Um resultado que só fica a ganhar pela forma como Sampha domina o ritmo acelerado e toma proveito desse sujeito para descrever um refrão pulsante e domado pela sua humanidade. Para além das duas primeiras faixas, o álbum acolhe um número de momentos memoráveis onde Sisay consegue domar a sua versatilidade no timbre e estrutura das músicas, algo que está em constante demonstração na elaborada forma de transcender os versos em algo muito mais real e sincero. O gospel desalmado deixa-se fluir como um ornamento de nostalgia na “(No One Knows Me) Like The Piano” e a “Under” é um sonho lo-fi com uma suposta femme fatale ao ritmo de uma batida despida a inclinar-se muito para o dub/trip-hop que lembra bastante as melodias adormecidas de Massive Attack.
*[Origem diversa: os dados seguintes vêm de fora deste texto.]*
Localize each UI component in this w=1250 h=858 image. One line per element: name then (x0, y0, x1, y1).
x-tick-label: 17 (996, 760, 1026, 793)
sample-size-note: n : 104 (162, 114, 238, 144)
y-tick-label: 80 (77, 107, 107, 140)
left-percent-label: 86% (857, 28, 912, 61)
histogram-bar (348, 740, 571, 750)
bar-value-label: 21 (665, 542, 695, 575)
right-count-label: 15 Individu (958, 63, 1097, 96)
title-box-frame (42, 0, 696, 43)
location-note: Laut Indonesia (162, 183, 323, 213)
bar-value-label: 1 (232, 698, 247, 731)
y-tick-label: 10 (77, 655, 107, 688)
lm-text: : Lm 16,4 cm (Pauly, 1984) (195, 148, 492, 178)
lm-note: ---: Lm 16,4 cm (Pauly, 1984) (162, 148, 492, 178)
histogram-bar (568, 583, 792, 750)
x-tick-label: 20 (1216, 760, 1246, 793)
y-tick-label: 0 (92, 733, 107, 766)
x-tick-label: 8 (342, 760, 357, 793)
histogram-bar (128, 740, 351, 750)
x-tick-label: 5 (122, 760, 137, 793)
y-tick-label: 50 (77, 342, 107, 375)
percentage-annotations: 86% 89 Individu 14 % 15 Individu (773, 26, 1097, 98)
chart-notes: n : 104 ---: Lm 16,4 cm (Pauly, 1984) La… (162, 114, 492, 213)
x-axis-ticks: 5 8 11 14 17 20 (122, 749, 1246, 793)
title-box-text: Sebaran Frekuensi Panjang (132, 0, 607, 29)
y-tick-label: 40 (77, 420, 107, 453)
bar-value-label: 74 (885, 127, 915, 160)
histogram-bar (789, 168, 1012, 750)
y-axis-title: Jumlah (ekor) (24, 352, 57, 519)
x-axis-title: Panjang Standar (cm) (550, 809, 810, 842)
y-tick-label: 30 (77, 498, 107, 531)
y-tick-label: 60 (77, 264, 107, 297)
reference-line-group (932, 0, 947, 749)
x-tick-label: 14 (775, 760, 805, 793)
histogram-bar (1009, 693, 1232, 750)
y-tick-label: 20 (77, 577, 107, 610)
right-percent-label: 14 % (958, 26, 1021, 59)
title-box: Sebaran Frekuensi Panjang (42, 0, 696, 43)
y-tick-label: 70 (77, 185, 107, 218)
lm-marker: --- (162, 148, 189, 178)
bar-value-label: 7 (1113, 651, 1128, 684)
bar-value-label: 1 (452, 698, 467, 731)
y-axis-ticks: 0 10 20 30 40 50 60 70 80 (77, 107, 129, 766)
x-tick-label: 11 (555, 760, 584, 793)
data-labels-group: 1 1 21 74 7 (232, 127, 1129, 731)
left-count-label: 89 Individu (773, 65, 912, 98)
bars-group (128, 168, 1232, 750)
“Incomplete Kisses” é sem dúvida a faixa mais melódica e complexa em termos de organização, e ironicamente a que mais condições mostra para ser o próximo single do álbum e potencialmente, com algum investimento da editora, um dia pertencer às nossas frequências de rádio. O balanço é maioritariamente positivo. Tomando em conta o risco que havia, Sampha conseguiu agarrar a oportunidade e criar algo único e promissor, que à imagem do artista desenha traços de personalidade incrivelmente diversos, desenvolvidos e inteligentemente ligados. Resta esperar e aguardar pelo dia 10 de junho, no Parque do Porto, para o último dia do NOS Primavera Sound para podermos ter o prazer de conhecer Sampha “cara-a-cara”.